Part of the key to Holly Williams’ success as a singer-songwriter is that it’s never been her mission to try and live up to the legacy cast by her famous and prolific father and grandfather – Hank Jr. and Sr., respectively – nor has she spent a lot of time trying to live it down. The respect that Holly has garnered as an artist over the course of many years spent building an international fan base, and the release of two acclaimed albums, 2004’s The Ones We Never Knew (Universal South) and 2009’s Here With Me (Mercury Records), has come on her own terms, based on her own sound. Indeed, to paraphrase Freud, sometimes a last name is just a last name.

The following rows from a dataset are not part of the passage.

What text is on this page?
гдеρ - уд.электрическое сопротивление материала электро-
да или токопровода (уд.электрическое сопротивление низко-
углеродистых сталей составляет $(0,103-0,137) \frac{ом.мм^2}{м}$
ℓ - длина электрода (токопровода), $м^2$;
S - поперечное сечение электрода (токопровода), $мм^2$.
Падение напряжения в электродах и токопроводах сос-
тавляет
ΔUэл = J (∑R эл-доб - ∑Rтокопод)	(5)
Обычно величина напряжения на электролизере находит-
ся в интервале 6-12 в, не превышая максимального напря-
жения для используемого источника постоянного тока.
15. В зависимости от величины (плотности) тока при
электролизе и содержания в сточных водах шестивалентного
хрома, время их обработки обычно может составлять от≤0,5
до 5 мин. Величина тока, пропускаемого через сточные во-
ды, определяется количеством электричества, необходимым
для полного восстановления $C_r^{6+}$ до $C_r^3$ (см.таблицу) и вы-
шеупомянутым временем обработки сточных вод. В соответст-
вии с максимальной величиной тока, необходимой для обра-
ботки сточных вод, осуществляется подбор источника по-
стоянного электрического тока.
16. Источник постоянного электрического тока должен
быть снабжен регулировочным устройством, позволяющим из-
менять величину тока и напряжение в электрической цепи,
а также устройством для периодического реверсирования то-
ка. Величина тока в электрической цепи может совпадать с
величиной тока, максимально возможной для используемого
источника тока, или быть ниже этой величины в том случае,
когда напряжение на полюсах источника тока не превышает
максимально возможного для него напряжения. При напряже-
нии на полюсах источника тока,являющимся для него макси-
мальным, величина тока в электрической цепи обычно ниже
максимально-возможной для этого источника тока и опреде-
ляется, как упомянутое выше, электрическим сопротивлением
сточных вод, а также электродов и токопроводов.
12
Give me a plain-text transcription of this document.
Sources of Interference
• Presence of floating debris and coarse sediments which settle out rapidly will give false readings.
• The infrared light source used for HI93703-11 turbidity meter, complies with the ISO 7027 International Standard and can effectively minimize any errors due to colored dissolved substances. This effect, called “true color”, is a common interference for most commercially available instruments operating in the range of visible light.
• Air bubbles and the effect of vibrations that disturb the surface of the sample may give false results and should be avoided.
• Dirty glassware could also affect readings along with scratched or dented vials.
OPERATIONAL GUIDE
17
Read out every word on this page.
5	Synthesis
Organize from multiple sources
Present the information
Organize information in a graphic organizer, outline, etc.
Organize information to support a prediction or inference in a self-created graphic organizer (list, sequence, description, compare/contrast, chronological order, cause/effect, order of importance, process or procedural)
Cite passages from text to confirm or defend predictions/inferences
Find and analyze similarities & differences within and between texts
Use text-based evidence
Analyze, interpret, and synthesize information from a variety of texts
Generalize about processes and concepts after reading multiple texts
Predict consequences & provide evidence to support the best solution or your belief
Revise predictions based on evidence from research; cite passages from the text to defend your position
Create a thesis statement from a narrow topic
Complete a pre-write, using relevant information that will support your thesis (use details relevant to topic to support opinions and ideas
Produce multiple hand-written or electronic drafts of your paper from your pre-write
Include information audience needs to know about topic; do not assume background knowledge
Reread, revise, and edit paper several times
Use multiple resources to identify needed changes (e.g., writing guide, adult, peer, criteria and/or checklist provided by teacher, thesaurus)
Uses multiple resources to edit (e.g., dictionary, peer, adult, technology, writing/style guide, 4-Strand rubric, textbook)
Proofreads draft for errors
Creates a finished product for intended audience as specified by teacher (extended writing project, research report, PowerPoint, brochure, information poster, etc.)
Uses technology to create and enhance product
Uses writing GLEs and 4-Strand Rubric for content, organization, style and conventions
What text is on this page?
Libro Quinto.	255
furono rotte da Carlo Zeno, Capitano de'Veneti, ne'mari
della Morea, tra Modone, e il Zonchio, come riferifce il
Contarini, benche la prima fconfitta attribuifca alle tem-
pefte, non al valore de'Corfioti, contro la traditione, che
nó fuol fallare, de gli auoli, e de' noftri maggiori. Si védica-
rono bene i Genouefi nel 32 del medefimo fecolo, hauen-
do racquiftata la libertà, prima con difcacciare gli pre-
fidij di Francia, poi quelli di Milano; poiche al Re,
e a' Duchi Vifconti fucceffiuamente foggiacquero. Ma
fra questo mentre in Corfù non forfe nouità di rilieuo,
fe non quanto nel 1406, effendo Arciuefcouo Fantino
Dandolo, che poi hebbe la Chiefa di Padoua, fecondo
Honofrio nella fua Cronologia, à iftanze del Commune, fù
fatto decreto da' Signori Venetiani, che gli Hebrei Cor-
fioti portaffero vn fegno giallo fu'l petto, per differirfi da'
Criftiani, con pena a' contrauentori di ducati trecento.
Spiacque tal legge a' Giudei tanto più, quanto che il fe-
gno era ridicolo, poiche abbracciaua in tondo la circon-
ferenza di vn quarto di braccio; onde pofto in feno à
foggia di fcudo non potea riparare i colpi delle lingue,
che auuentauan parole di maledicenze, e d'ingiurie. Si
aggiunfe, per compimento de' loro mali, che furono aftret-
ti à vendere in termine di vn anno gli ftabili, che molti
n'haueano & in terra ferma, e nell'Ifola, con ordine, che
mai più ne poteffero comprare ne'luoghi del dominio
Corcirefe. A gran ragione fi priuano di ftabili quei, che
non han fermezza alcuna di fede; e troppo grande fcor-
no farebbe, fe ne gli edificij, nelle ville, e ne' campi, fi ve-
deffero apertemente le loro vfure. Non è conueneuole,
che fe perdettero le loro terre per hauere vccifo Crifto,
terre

The Highway finds the 31-year-old artist putting a distinctly personal spin on universal themes like love, loss, conflict, family and desire. The Highway is heavy with references to memories of simpler times and beloved relatives; ruminations on lives destroyed by addiction; our shared need to love and be loved; and an earnest longing for the road.
Holly spent nine months recording The Highway, which she self-financed and will release independently. Just because she went independent on this one doesn’t mean she was by herself. Throughout the process, the Nashville-based songwriter was surrounded by a hyper-talented supporting cast, including co-producer Charlie Peacock (The Civil Wars), her multi-instrumentalist husband Chris Coleman, bassist Glenn Worff (Mark Knopfler), pedal steel guru Dan Dugmore (James Taylor, Stevie Nicks), and friends like Dierks Bentley, Jakob Dylan, Jackson Browne and Gwyneth Paltrow who all make guest appearances on the record.